CARE’in basın bülteni, medyanın bu kör göz haline ve iklim değişikliği üzerindeki etkisini de gözler önüne seriyor. Medyanın onlarca yıldır süren çıldırtıcı ihmalinden sonra, sadece son bir yıldır büyük ana akım gazeteler krizin aciliyetini görmeye başladı, TV’ler ise halen çok geride.
Ancak bu haberler hâlâ büyük ölçüde iklim bilimi ve Avrupa ile Kuzey Amerika’yı etkileyen felaketler ile sınırlı. Yine her zaman olduğu gibi, yoksullar ve koyu tenlilerin çoğunluk olduğu coğrafyalar görünmez.

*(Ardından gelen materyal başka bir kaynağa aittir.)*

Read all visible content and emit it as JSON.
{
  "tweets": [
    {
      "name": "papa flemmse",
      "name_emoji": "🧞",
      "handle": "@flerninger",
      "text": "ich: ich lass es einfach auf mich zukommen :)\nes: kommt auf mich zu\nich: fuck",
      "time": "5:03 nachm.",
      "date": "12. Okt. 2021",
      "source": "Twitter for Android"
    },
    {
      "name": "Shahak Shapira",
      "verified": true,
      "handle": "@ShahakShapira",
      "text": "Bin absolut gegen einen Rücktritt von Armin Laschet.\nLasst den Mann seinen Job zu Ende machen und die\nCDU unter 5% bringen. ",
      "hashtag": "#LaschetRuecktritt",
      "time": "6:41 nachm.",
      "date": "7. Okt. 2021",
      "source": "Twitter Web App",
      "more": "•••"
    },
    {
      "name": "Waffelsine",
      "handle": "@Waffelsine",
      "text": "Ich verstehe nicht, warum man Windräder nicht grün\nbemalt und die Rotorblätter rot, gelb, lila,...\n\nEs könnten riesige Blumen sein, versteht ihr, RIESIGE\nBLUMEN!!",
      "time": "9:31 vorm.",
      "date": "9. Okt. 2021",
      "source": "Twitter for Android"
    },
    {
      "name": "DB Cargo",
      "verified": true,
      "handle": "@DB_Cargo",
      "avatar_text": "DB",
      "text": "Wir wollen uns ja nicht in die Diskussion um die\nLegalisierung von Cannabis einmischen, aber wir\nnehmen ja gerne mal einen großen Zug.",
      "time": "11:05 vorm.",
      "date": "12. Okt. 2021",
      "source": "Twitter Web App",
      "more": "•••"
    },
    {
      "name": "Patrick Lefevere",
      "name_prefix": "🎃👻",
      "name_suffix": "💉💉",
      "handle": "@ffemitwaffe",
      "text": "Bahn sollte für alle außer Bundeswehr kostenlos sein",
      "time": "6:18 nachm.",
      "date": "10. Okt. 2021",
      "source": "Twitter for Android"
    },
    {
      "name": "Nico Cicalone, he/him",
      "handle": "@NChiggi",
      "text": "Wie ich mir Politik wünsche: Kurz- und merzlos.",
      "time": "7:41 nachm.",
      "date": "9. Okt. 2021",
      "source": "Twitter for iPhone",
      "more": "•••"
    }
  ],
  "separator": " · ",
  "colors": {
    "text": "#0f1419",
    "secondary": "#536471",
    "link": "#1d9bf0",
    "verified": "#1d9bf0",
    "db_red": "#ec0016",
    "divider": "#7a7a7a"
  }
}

Yükselen denizlerin nehir kolları üzerindeki etkileri ya da Alaska’da eriyen permafrost ve Bangladeş ya da Kiribati üzerindeki nadir fotoğraf denemeleri üzerine zaman zaman derinlemesine analizler yayımlanıyor olmasına rağmen, iklim değişikliğine bağlı kuraklığın, Orta Amerika’dan ABD’ye ve Sahraaltı Afrika’dan Avrupa’ya göçün ana nedenlerinden biri olduğunu görebilmeniz için çok dikkatli bakmanız gerekiyor. Devlette olduğu gibi medyada da kimse krizin köklerinin yaşandığı kaynaklara bakmıyor, sorunu çözmek için bir şey yapmıyor. Eğer konu hakkında konuşmazsak, konunun kapsamını ve ne ile karşı karşıya olduğumuzu anlayamayız.
Biz, dünyadaki tüm insanlar olarak, artık ötekini görmemeyi, onun sorunlarını, ihtiyaçlarını, taleplerini görmezden gelmeyi göze alamayız. Kaderimiz her zaman birbirimize bağlıydı. Şimdi, her zamankinden daha da fazla bağlı. Gezegenin zenginlerinin harekete geçmiyor olması, sadece gelecekteki insanları etkilemiyor. Şimdi, şu anda aramızda yaşayan milyonlarca insanın yaşamını tehdit ediyor.
The Nation’da yayımlanan yazının orijinaline buradan ulaşabilirsiniz.
*Yazı, 1 Mart’ta kaleme alındı.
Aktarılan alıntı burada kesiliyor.